Our Restaurant’s Name Means ‘New Beginnings.’ That’s Never Felt More True.

We set up the sauce and restaurant as two different businesses because we didn’t want one to adversely affect the other. In the end, the restaurant had to take out a loan from the sauce business to pay the rent, staff, and suppliers. In a way, the sauce business saved the restaurant.

Just before Thanksgiving, we closed the restaurant completely. It was such a relief. Every day I asked myself: “Are we going to break even today? Which products are going bad today? “It was just very unpredictable and stressful to sit in a restaurant for hours without customers. Our goal was to reopen during the lunar new year.

In my family tradition, the week before the New Year we make a large pot of Kho Trứng, boil it down, and add hard-boiled eggs so they’re coated in a rich, caramelized sauce. We scrape out the middle of the bitter melons and fill them with ground pork, spring onions and wood ear mushrooms. Then we’ll make a soup out of it. It is called canh khổ qua and is really bitter – it symbolizes that one eats away and absorbs the bitterness so that one can look forward to the new year. We also have a variety of pickles. Since my family is from the south, we make sweeter, more tropical cucumbers, like pickled bean sprouts with chives. My grandmother, who is 89 years old, still makes Bánh Tét Chuối, the special New Year’s rice cakes: long logs of coconut sticky rice, filled with creamy mung beans and a thin strip of pork belly and steamed in banana leaves. We eat with the whole family: my parents, grandma, siblings, aunts, uncles and cousins. We wear our new clothes and give each other red envelopes, called lì xì, filled with money for good luck. We play and play bingo. And even though my family is Catholic, we put a small meal aside for my late grandfather. It is not a way to worship, but to honor those who have gone before us.

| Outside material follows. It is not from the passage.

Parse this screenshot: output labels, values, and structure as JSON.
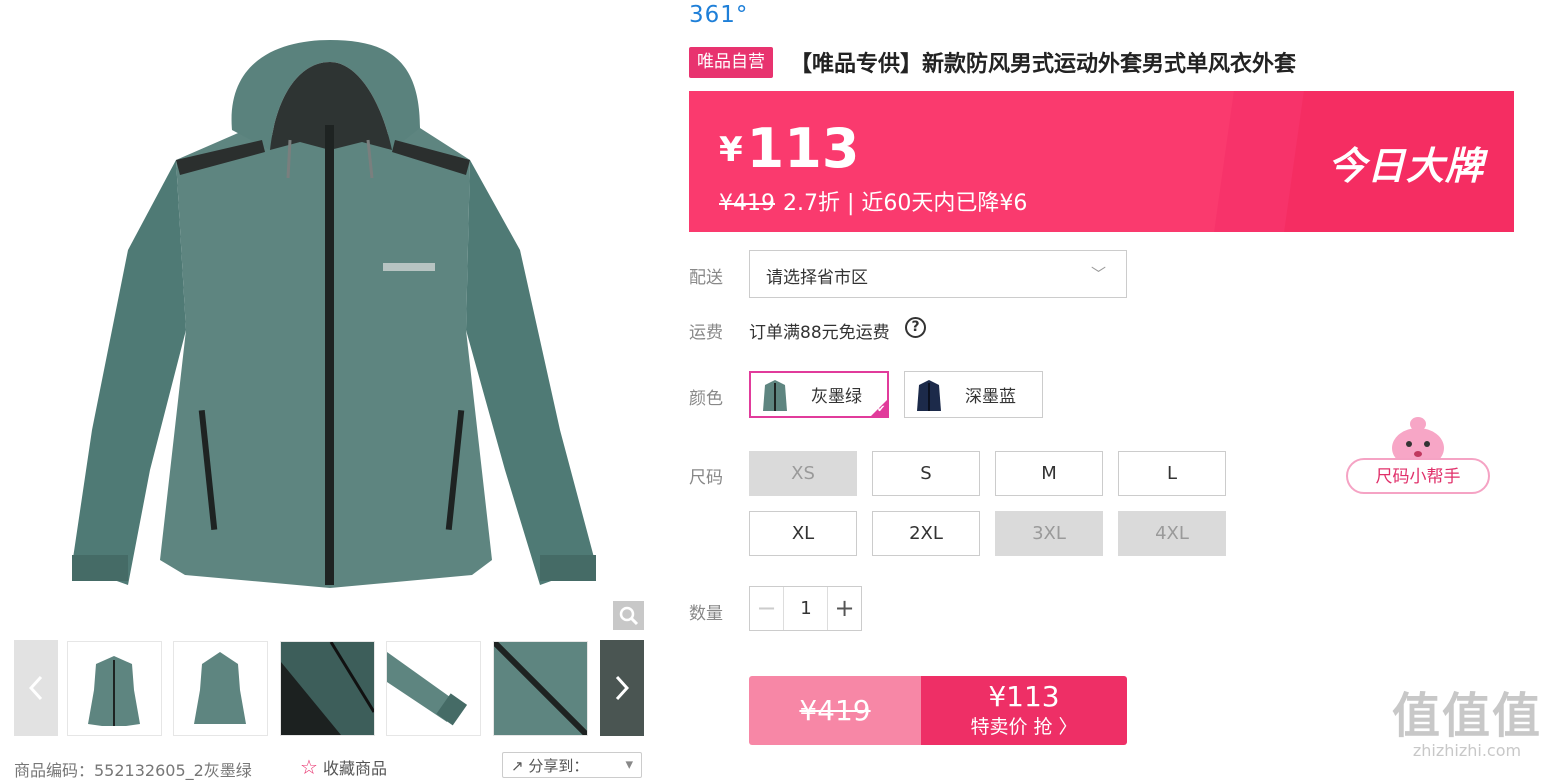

Lisa as a baby with her mother in Oregon

Photo courtesy Lisa Tran

When we celebrate the New Year, we say a tết, which means “Eat New Year”. It’s all about the food. We often had a New Year’s menu at Tân Tân – canh khổ qua, thịt kho trứng and my grandmother’s bánh tét chuối – the things we cook and eat together as a family.

This year we cannot open Tân Tân in time for the New Year celebrations and we cannot meet as a family for our Tết festival. But at least we have FaceTime. Where we are today goes back to our immigrant mentality. My parents went through so much – they were exposed to death on the open ocean and prejudice when they got here. As challenging as COVID-19 was, my parents’ experiences really prepared us all for it. We have learned to be resilient and also to be optimistic.

That is why Tết is so special to us. The new year means rebirth and a new beginning and reminds us of where we came from and who we are. We have survived and overcome so much, we will survive and overcome again.